What are proteins
Proteins are the structural basis with which our body is built and are the matter of which many hormones are made that regulate the body’s functions.
Biochemically they are amino acid chains. Muscles, bones, connective tissue, elastin in the skin are all examples of protein structures present in our body.
But proteins, together with fats and carbohydrates, are also one of the macronutrients that make up our diet.
What role they play and why they are important
Food proteins are fundamental for our health because thanks to their introduction we can supply the body with the amino acids necessary to build and repair endogenous protein structures, i.e. the proteins present in our body.

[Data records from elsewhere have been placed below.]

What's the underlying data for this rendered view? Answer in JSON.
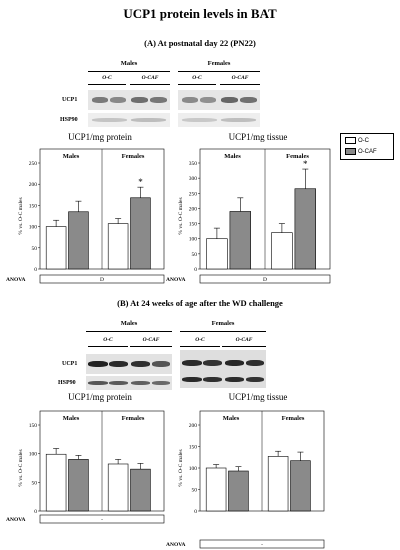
{
  "figure": {
    "title": "UCP1 protein levels in BAT",
    "section_a": "(A) At postnatal day 22 (PN22)",
    "section_b": "(B) At 24 weeks of age after the WD challenge"
  },
  "blot": {
    "males": "Males",
    "females": "Females",
    "lane_oc": "O-C",
    "lane_ocaf": "O-CAF",
    "ucp1": "UCP1",
    "hsp90": "HSP90"
  },
  "legend": {
    "oc": "O-C",
    "ocaf": "O-CAF",
    "oc_color": "#ffffff",
    "ocaf_color": "#8a8a8a"
  },
  "chart_data": [
    {
      "type": "bar",
      "title": "UCP1/mg protein",
      "ylabel": "% vs. O-C males",
      "ylim": [
        0,
        250
      ],
      "yticks": [
        0,
        50,
        100,
        150,
        200,
        250
      ],
      "categories": [
        "Males",
        "Females"
      ],
      "series": [
        {
          "name": "O-C",
          "values": [
            100,
            107
          ],
          "errors": [
            15,
            12
          ]
        },
        {
          "name": "O-CAF",
          "values": [
            135,
            168
          ],
          "errors": [
            25,
            25
          ]
        }
      ],
      "significance": [
        "",
        "*"
      ],
      "anova_label": "ANOVA",
      "anova": "D"
    },
    {
      "type": "bar",
      "title": "UCP1/mg tissue",
      "ylabel": "% vs. O-C males",
      "ylim": [
        0,
        350
      ],
      "yticks": [
        0,
        50,
        100,
        150,
        200,
        250,
        300,
        350
      ],
      "categories": [
        "Males",
        "Females"
      ],
      "series": [
        {
          "name": "O-C",
          "values": [
            100,
            120
          ],
          "errors": [
            35,
            30
          ]
        },
        {
          "name": "O-CAF",
          "values": [
            190,
            265
          ],
          "errors": [
            45,
            65
          ]
        }
      ],
      "significance": [
        "",
        "*"
      ],
      "anova_label": "ANOVA",
      "anova": "D"
    },
    {
      "type": "bar",
      "title": "UCP1/mg protein",
      "ylabel": "% vs. O-C males",
      "ylim": [
        0,
        150
      ],
      "yticks": [
        0,
        50,
        100,
        150
      ],
      "categories": [
        "Males",
        "Females"
      ],
      "series": [
        {
          "name": "O-C",
          "values": [
            99,
            82
          ],
          "errors": [
            10,
            8
          ]
        },
        {
          "name": "O-CAF",
          "values": [
            90,
            73
          ],
          "errors": [
            7,
            10
          ]
        }
      ],
      "significance": [
        "",
        ""
      ],
      "anova_label": "ANOVA",
      "anova": "-"
    },
    {
      "type": "bar",
      "title": "UCP1/mg tissue",
      "ylabel": "% vs. O-C males",
      "ylim": [
        0,
        200
      ],
      "yticks": [
        0,
        50,
        100,
        150,
        200
      ],
      "categories": [
        "Males",
        "Females"
      ],
      "series": [
        {
          "name": "O-C",
          "values": [
            100,
            127
          ],
          "errors": [
            8,
            12
          ]
        },
        {
          "name": "O-CAF",
          "values": [
            93,
            117
          ],
          "errors": [
            10,
            20
          ]
        }
      ],
      "significance": [
        "",
        ""
      ],
      "anova_label": "ANOVA",
      "anova": "-"
    }
  ]
}
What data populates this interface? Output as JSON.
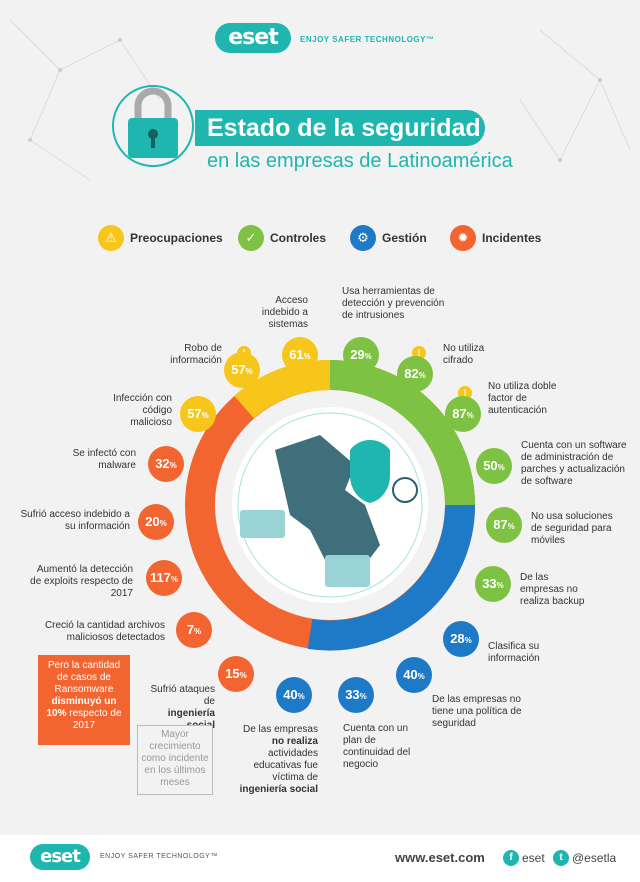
{
  "header": {
    "logo": "eset",
    "tagline": "ENJOY SAFER TECHNOLOGY™",
    "title": "Estado de la seguridad",
    "subtitle": "en las empresas de Latinoamérica"
  },
  "legend": [
    {
      "label": "Preocupaciones",
      "icon": "warning-icon",
      "color": "#f6c61a"
    },
    {
      "label": "Controles",
      "icon": "checkbox-icon",
      "color": "#7dc242"
    },
    {
      "label": "Gestión",
      "icon": "gear-icon",
      "color": "#1e7ac6"
    },
    {
      "label": "Incidentes",
      "icon": "virus-icon",
      "color": "#f26531"
    }
  ],
  "stats": {
    "acceso": {
      "value": "61",
      "label": "Acceso indebido a sistemas"
    },
    "herramientas": {
      "value": "29",
      "label": "Usa herramientas de detección y prevención de intrusiones"
    },
    "robo": {
      "value": "57",
      "label": "Robo de información"
    },
    "cifrado": {
      "value": "82",
      "label": "No utiliza cifrado"
    },
    "infeccion": {
      "value": "57",
      "label": "Infección con código malicioso"
    },
    "doble": {
      "value": "87",
      "label": "No utiliza doble factor de autenticación"
    },
    "malware": {
      "value": "32",
      "label": "Se infectó con malware"
    },
    "parches": {
      "value": "50",
      "label": "Cuenta con un software de administración de parches y actualización de software"
    },
    "acceso_info": {
      "value": "20",
      "label": "Sufrió acceso indebido a su información"
    },
    "moviles": {
      "value": "87",
      "label": "No usa soluciones de seguridad para móviles"
    },
    "exploits": {
      "value": "117",
      "label": "Aumentó la detección de exploits respecto de 2017"
    },
    "backup": {
      "value": "33",
      "label": "De las empresas no realiza backup"
    },
    "archivos": {
      "value": "7",
      "label": "Creció la cantidad archivos maliciosos detectados"
    },
    "clasifica": {
      "value": "28",
      "label": "Clasifica su información"
    },
    "ingenieria": {
      "value": "15",
      "label_a": "Sufrió ataques de",
      "label_b": "ingeniería social"
    },
    "educativas": {
      "value": "40",
      "label_a": "De las empresas",
      "label_b": "no realiza",
      "label_c": "actividades educativas fue víctima de",
      "label_d": "ingeniería social"
    },
    "continuidad": {
      "value": "33",
      "label": "Cuenta con un plan de continuidad del negocio"
    },
    "politica": {
      "value": "40",
      "label": "De las empresas no tiene una política de seguridad"
    }
  },
  "percent_sign": "%",
  "note_red": {
    "a": "Pero la cantidad de casos de Ransomware",
    "b": "disminuyó un 10%",
    "c": "respecto de 2017"
  },
  "note_box": "Mayor crecimiento como incidente en los últimos meses",
  "footer": {
    "logo": "eset",
    "tagline": "ENJOY SAFER TECHNOLOGY™",
    "website": "www.eset.com",
    "facebook": "eset",
    "twitter": "@esetla"
  }
}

For example, although a well-balanced physical effort is healthy, the mechanism that allows the adaptation of the muscle passes through its initial damage.
Only if, through nutrition, we supply the muscles with the proteins necessary to repair themselves, will the muscle respond positively and grow.
In addition, proteins play a fundamental role in satiety as their ability to satiate us is significantly higher than fats and carbohydrates.
Finally, protein foods are essential for maintaining the basal metabolic rate.
In fact, for 100 kilocalories of protein food, 25 are consumed only to metabolize it thus creating an advantage over fats and carbohydrates.
Therefore, given that every macronutrient is fundamental, excessively reducing or eliminating proteins from one’s diet would certainly be a mistake.
What are the most protein foods? Not just meat …
Protein is contained in both animal and plant-based foods, particularly in legumes and pseudo-cereals such as quinoa.
However, there is a fundamental difference which is the biological value, i.e. the measure of the proportion of proteins absorbed by the food and incorporated into the body’s endogenous proteins.
In the case of foods of vegetable origin, this value is clearly reduced due to the lack of specific amino acids.
In a balanced diet, it is, therefore, necessary to insert both vegetable and animal proteins, choosing for the latter the healthier versions such as fish, lean meats, eggs compared to fatty meats and cheeses.
In the overall calculation of the protein intake, it should be borne in mind that cereals or pseudocereals also contain proteins but always with a rather reduced biological value.
Considering the one-dish approach proposed by Harvard, each main meal should contain a protein intake. The ideal division includes 50% of vegetables, 25% of whole grains, and 25% of proteins.
Protein after training, when to take it
As previously written, proteins are essential to allow muscles to repair themselves after exertion.
However, there is a time period of 30-45 minutes after a workout in which it is important to quickly get nourishment and proteins to the muscles in order to start the anabolic response i.e. the regeneration and growth of the damaged muscle.
The proteins contained in food have a too slow absorption which makes their use impossible in this context.
For this reason, specific protein supplements are used in athletes that allow rapid protein absorption and therefore better muscle recovery. We are talking about protein powders.